Keep Cash Flowing

by Chris Braunlich

The government actions taken to flatten the coronavirus pandemic will most effect the smallest of businesses, as well as part-time and lower income workers such as restaurant wait staff, and ‘gig’ economy workers without benefits

For small businesses, an SBA loan (even at discounted interest) is no substitute for customers and cash flow. For workers, $1,200 checks from the feds (and unemployment checks) will be no substitute for a job.

When the St. Louis Federal Reserve Board president predicts unemployment will hit 30% and GDP will be cut 50%, it’s appropriate to assume that many of those small businesses may be gone when this is over. And if the businesses are gone, the workers they hire will be out of work even longer.

Steve Haner, the Thomas Jefferson Institute’s Senior Fellow for State and Local Tax correctly notes the best way to moderate the economic drop is to keep cash flowing through the economy. That is a role many of us can play.

Because the reality is that many people still do have a regular income coming in:  full-time federal, state, local and school workers; tele-workers who are able to keep working full-time from home; full-time employees in “essential businesses;” even older Virginians who may be extremely disconcerted by the losses in their IRA but who still have a steady revenue flow from Social Security and/or a defined benefit pension (admittedly a declining number).

Combining their purchases and aiming them at local businesses could have a demonstrable effect on the survival rate of local establishments. Look at it as a free market form of “crowdfunding” … no single purchase will make a difference; hundreds of them combined may.

Order Take-out or Pick-up:  Restaurants that never used GrubHub, DoorDash, Uber Eats and other restaurant delivery services now are.  So if you’re confined to home, why stop eating at the restaurant you always enjoyed in the past?  Or check out a new establishment – fancy or plain – that you never used before.  Admittedly, it won’t help the servers.  But it may help ensure there’s a restaurant for the servers to return to when it’s over.  And when the delivery driver arrives, or your food comes to the window? Tip like a bigshot. For that moment in time you are.

Buy Gift Cards: You can also buy a gift card to your favorite “eat place” and plan your first meal back in a sunny, cleaner world. Sure, you can’t use it immediately, but the cash flow to the restaurant helps now and evens out the trough they are in. Or buy one to a bookstore, boutique fashion store, or any number of local businesses you’ve used in the past. It’s immediate cash to the business, its suppliers and its owners.

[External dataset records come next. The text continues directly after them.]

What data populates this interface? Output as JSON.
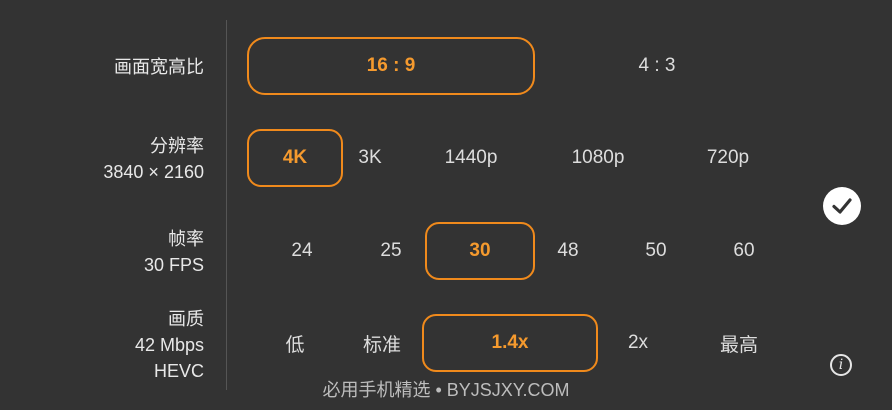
{
  "aspect": {
    "label": "画面宽高比",
    "options": [
      "16 : 9",
      "4 : 3"
    ],
    "selected": "16 : 9"
  },
  "resolution": {
    "label": "分辨率",
    "detail": "3840 × 2160",
    "options": [
      "4K",
      "3K",
      "1440p",
      "1080p",
      "720p"
    ],
    "selected": "4K"
  },
  "framerate": {
    "label": "帧率",
    "detail": "30 FPS",
    "options": [
      "24",
      "25",
      "30",
      "48",
      "50",
      "60"
    ],
    "selected": "30"
  },
  "quality": {
    "label": "画质",
    "detail1": "42 Mbps",
    "detail2": "HEVC",
    "options": [
      "低",
      "标准",
      "1.4x",
      "2x",
      "最高"
    ],
    "selected": "1.4x"
  },
  "icons": {
    "confirm": "check-circle-icon",
    "info": "info-icon",
    "info_glyph": "i"
  },
  "watermark": "必用手机精选 • BYJSJXY.COM",
  "colors": {
    "background": "#333333",
    "accent": "#f08a1c",
    "text": "#e6e6e6"
  }
}
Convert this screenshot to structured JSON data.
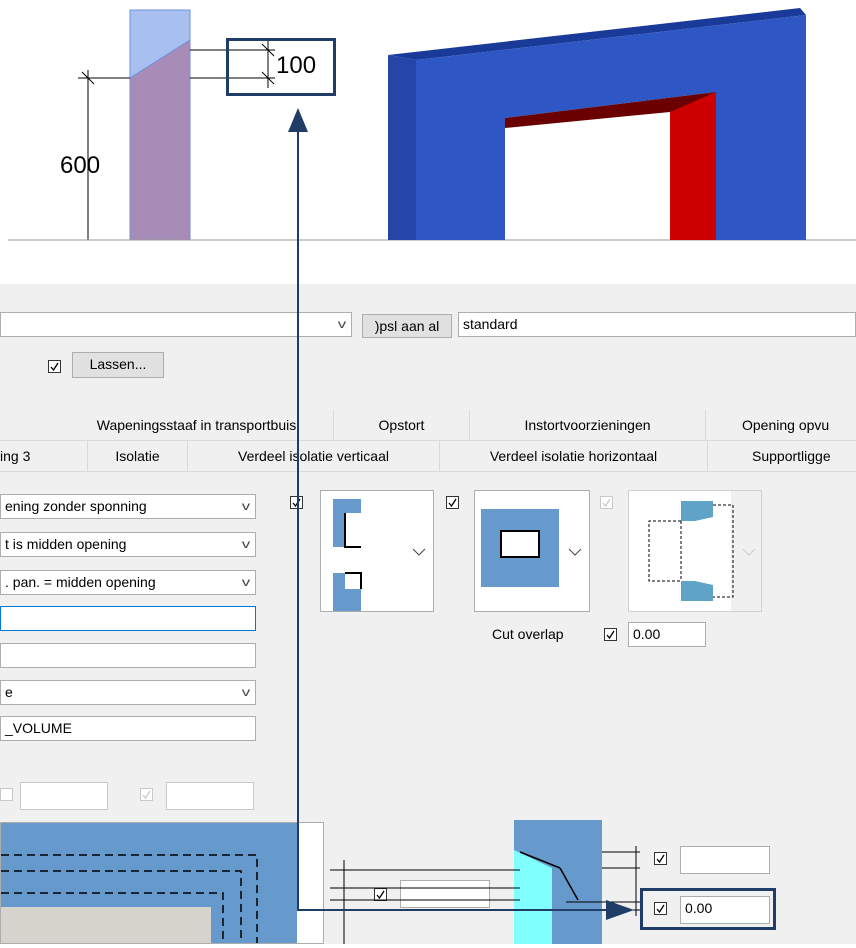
{
  "top": {
    "dim_top": "100",
    "dim_left": "600"
  },
  "dialog": {
    "preset_save_label": ")psl aan al",
    "preset_name": "standard",
    "lassen_label": "Lassen...",
    "tabs_row1": [
      "Wapeningsstaaf in transportbuis",
      "Opstort",
      "Instortvoorzieningen",
      "Opening opvu"
    ],
    "tabs_row2": [
      "ing 3",
      "Isolatie",
      "Verdeel isolatie verticaal",
      "Verdeel isolatie horizontaal",
      "Supportligge"
    ],
    "fields": {
      "opening_type": "ening zonder sponning",
      "center": "t is midden opening",
      "panel": ". pan. = midden opening",
      "field4": "",
      "field5": "",
      "field6": "e",
      "volume": "_VOLUME"
    },
    "cut_overlap_label": "Cut overlap",
    "cut_overlap_value": "0.00",
    "lower_right_value1": "",
    "lower_right_value2": "0.00",
    "lower_mid_value": "",
    "lower_left_value1": "",
    "lower_left_value2": ""
  },
  "colors": {
    "accent_box": "#1f3d66",
    "wall_blue": "#2e56c4",
    "opening_red": "#cc0000",
    "mauve": "#a88cb8",
    "light_blue": "#a8c0f0",
    "panel_blue": "#6699cc",
    "cyan": "#80ffff"
  }
}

Buy Online: And no, it doesn’t necessarily mean Amazon. A family chocolate store I know resisted online sales for years; with the owner’s daughter home from college, they finally set up an order page so customers can order and either have it shipped or picked up at the store. Independent bookstores have expanded online as well, some offering free local delivery. A farmer at my local Farmer’s Market takes orders online, bags them and they can be picked up at a local shopping center parking lot. Whatever item you’re thinking of purchasing, ask yourself if you can buy it from a local store and then check to see if that store now has an online presence. There’s a good chance it may. And if they’re not? See if they take the order by phone or email!

Do the Project You’ve Been Putting Off: Been putting off a car repair? Landscaping job? Home repair? Those are all “essential businesses” and are still open, but may have seen a decline in that business. Keeping them going will keep cashing moving in your local economy. Even just putting in the order for a service later can help give those owners and employees a sense of certainty that maybe not all is lost.

Build Confidence: At a time like this, the hardest thing for small, local businessowners and their employees is to remain confident. So help provide it: Remember that great meal you had, or the fantastic service when you bought that dress? And how you always meant to go on Yelp, Facebook, or Google and announce it to the world but never found the time? You’ve got it now. Do it. It sends a message that you value them … and that others should too, when the world returns to normal.

Support Your Faith:  No, it’s not a business … but your church, synagogue, mosque or temple won’t have anyone coming inside for a while. And with a lot of tithing based on personal participation in religious services, faith-based institutions are going to see a big drop in their revenue. They still have bills to pay … many of them involving local staff or contractors. They also help community members in need. Keep them in your prayers and make your regular donation.

Because I have an idea that, whatever happens, Easter, Passover and Ramadan – all coming in the month of April – may take on a special meaning this year.

Chris Braunlich is president of the Thomas Jefferson Institute for Public Policy. This column was published originally in a TJIPP email communication.